Path: utzoo!utgpu!news-server.csri.toronto.edu!clyde.concordia.ca!uunet!convex!convex.COM
From: tchrist@convex.COM (Tom Christiansen)
Newsgroups: comp.sources.wanted
Subject: Re: removing duplicate lines from a text file???
Keywords: duplicate lines sort uniq perl
Message-ID: <100886@convex.convex.com>
Date: 27 Mar 90 15:47:34 GMT
References: <1990Mar25.182039.25565@jarvis.csri.toronto.edu> <2309@network.ucsd.edu> <3081@auspex.auspex.com> <90Mar26.232441est.2199@smoke.cs.toronto.edu>
Sender: news@convex.com
Reply-To: tchrist@convex.COM (Tom Christiansen)
Organization: CONVEX Software Development, Richardson, TX
Lines: 43

In article <90Mar26.232441est.2199@smoke.cs.toronto.edu> moraes@cs.toronto.edu (Mark Moraes) writes:
>>>>    Is there any simple way to remove duplicate lines from a text file?
>>>    sort -u orig_file > new_file
>>Assuming, of course, that the order of the lines in the file isn't
>>important.
>
>In that case, perhaps something like
>
>awk '{printf "%8d %s\n", NR, $0}' | 
>	sort -u +1 | 
>	sort -n | 
>	sed 's/^.........//'
>
>assuming, of course, that none of the lines are longer than the
>maximum lengths your awk/sed can handle.

1.  This seems like truly massive overkill.
2.  That max line length thing can be a real bitch.

If your duplicate lines are adjacent, just use uniq(1).
If not, this seems much clearer and cheaper:

    perl -ne 'print unless $seen{$_}++;' 

If the duplicate lines ARE adjacent AND you don't have uniq(1) AND
you don't want to chew up as much memory as the previous line, do this:

    perl -ne 'print $last = $_ unless $_ eq $last;'

Perl doesn't have the silly arbitrary line-length restrictions 
of sed and awk, and the code is often much clearer: compare
the logic of the awk/sort/sort/sed example with that of the perl ones.
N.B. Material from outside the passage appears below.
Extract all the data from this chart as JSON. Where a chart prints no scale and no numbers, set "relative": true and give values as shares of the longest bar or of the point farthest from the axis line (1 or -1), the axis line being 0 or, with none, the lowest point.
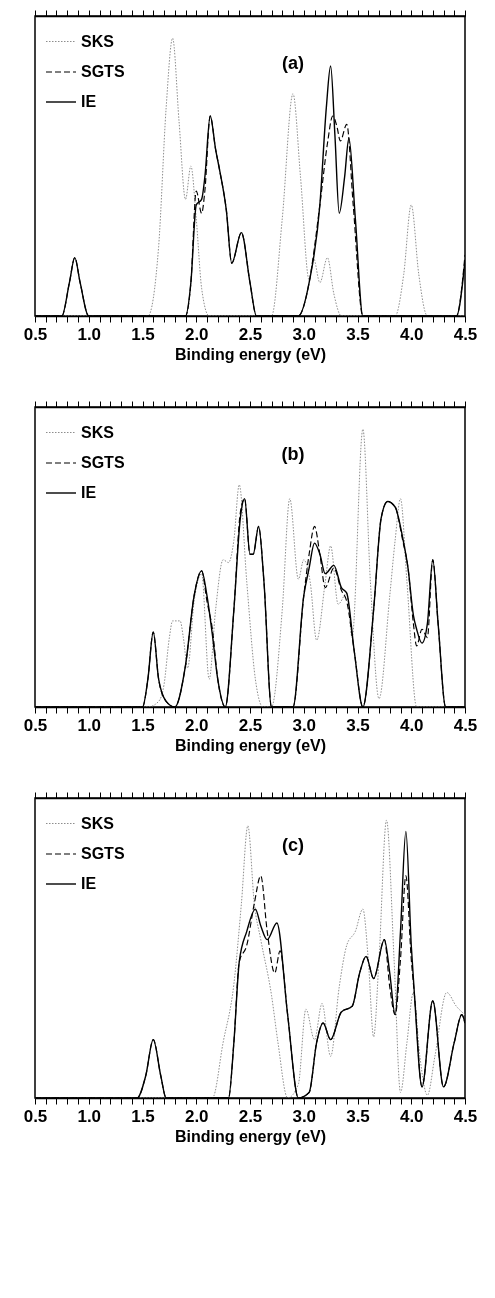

Followups either to comp.lang.perl or alt.religion.computers, 
depending on your religion. :-)


--tom
--

    Tom Christiansen                       {uunet,uiucdcs,sun}!convex!tchrist 
    Convex Computer Corporation                            tchrist@convex.COM
		 "EMACS belongs in <sys/errno.h>: Editor too big!"